> I don't think a Euclidean domain is quite the right thing for I because there's no obvious total order, and I think you need a total order to state the sortedness precondition on the array contents. Also, lots of Euclidean domains (like ℚ or ℝ) are dense and therefore could lead you to nonterminating recursion. And it isn't obvious to me that "mid" requires so much structure from I.

I think you may be confusing integral domains (https://en.wikipedia.org/wiki/Integral_domain) with Euclidean domains (https://en.wikipedia.org/wiki/Euclidean_domain). Although any field is a Euclidean domain, the structure is not very useful (what I am used to calling the norm, but Wikipedia calls the Euclidean function, may be taken to be identically 0, and the remainder from every division may also be taken to be 0). But anyway, I was just free associating (no pun (https://en.wikipedia.org/wiki/Associative_property) intended).

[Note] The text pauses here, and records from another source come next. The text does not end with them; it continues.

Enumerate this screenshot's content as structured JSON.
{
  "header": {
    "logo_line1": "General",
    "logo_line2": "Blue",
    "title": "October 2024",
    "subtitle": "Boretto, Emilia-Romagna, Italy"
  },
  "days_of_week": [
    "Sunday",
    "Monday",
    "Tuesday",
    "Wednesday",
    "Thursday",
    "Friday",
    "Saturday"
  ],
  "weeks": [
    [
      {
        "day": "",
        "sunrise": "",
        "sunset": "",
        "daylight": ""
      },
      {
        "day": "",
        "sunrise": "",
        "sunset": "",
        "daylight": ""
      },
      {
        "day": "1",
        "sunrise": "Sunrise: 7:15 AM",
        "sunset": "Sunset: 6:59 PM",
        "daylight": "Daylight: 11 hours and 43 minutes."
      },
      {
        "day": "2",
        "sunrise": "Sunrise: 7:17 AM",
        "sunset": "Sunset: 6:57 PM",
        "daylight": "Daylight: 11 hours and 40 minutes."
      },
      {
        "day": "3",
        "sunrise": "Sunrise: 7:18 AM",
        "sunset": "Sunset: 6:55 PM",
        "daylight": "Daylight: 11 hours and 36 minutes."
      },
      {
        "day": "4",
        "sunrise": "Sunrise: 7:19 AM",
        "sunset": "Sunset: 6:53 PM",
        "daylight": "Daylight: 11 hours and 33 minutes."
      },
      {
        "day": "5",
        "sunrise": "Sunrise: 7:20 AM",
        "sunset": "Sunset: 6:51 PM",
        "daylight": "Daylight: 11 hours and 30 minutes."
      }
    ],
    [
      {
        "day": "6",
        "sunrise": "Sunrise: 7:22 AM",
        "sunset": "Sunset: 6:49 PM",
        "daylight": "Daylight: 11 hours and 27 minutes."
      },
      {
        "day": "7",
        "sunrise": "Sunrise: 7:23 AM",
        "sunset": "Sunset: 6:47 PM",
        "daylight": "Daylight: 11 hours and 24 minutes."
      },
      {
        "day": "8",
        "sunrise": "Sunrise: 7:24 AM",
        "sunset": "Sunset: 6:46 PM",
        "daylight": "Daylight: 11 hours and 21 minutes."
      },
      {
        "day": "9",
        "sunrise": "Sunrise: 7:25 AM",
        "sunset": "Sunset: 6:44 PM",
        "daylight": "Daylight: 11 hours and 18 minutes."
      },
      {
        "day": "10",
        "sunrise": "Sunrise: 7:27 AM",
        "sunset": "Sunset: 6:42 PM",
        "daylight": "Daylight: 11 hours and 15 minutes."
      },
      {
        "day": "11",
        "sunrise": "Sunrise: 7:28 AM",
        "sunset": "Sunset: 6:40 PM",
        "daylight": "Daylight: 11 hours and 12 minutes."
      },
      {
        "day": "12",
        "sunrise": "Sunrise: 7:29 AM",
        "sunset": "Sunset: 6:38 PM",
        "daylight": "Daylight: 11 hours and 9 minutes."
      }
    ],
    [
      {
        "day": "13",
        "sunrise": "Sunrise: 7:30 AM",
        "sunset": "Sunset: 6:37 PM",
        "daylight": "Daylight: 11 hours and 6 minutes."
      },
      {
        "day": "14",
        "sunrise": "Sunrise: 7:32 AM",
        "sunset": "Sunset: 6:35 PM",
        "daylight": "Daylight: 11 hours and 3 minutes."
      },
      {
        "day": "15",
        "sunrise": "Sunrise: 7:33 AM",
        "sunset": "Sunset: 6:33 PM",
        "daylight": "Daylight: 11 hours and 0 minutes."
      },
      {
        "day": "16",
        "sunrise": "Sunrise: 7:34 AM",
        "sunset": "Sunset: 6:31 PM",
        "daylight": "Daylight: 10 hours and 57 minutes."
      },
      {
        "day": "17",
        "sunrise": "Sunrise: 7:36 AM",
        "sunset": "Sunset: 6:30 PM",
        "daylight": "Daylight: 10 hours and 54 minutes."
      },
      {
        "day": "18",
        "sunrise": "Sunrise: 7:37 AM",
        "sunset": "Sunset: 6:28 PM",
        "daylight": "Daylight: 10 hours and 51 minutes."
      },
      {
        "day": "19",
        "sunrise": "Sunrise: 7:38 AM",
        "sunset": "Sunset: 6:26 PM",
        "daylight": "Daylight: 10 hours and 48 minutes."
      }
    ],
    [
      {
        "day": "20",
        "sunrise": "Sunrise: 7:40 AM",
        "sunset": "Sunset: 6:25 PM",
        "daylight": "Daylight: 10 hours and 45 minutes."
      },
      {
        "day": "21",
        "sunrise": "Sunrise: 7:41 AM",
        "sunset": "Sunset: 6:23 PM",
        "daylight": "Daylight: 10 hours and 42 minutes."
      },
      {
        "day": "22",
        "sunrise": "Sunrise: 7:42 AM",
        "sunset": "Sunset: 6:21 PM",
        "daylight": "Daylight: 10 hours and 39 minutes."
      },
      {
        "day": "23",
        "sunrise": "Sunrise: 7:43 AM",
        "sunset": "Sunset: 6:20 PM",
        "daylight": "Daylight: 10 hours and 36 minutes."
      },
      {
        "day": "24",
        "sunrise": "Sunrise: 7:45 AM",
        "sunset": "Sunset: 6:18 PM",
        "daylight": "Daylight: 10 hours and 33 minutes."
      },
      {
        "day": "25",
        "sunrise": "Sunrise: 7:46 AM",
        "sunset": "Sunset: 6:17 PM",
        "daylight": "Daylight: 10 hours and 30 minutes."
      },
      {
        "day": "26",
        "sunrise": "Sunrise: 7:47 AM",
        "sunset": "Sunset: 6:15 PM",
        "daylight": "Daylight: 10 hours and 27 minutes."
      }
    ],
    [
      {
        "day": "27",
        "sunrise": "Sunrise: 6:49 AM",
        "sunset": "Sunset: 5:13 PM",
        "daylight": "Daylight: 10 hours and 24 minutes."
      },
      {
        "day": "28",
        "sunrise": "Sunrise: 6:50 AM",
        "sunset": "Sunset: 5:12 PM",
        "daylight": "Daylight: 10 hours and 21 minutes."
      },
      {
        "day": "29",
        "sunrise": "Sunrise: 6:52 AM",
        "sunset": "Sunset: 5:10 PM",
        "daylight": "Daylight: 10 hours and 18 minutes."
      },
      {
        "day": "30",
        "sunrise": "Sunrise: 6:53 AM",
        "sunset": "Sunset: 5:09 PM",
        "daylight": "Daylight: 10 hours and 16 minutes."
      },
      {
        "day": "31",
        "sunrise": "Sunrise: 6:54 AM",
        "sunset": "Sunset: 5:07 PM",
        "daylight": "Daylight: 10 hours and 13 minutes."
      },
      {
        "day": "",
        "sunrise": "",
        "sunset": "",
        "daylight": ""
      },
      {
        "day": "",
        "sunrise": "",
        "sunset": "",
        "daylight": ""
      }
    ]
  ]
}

I certainly agree that one can create a structure that encodes the algebra of binary search, and, at a casual glance, your definition looks good to me. I meant only that such a structure seems unlikely to do much more than to encode binary search (unlike, say, affine spaces, which are useful in a very broad variety of settings for which they have not been purpose-built) … although of course any mathematical structure, howsoever abstract or specialised, will find other uses if enough people get interested in it.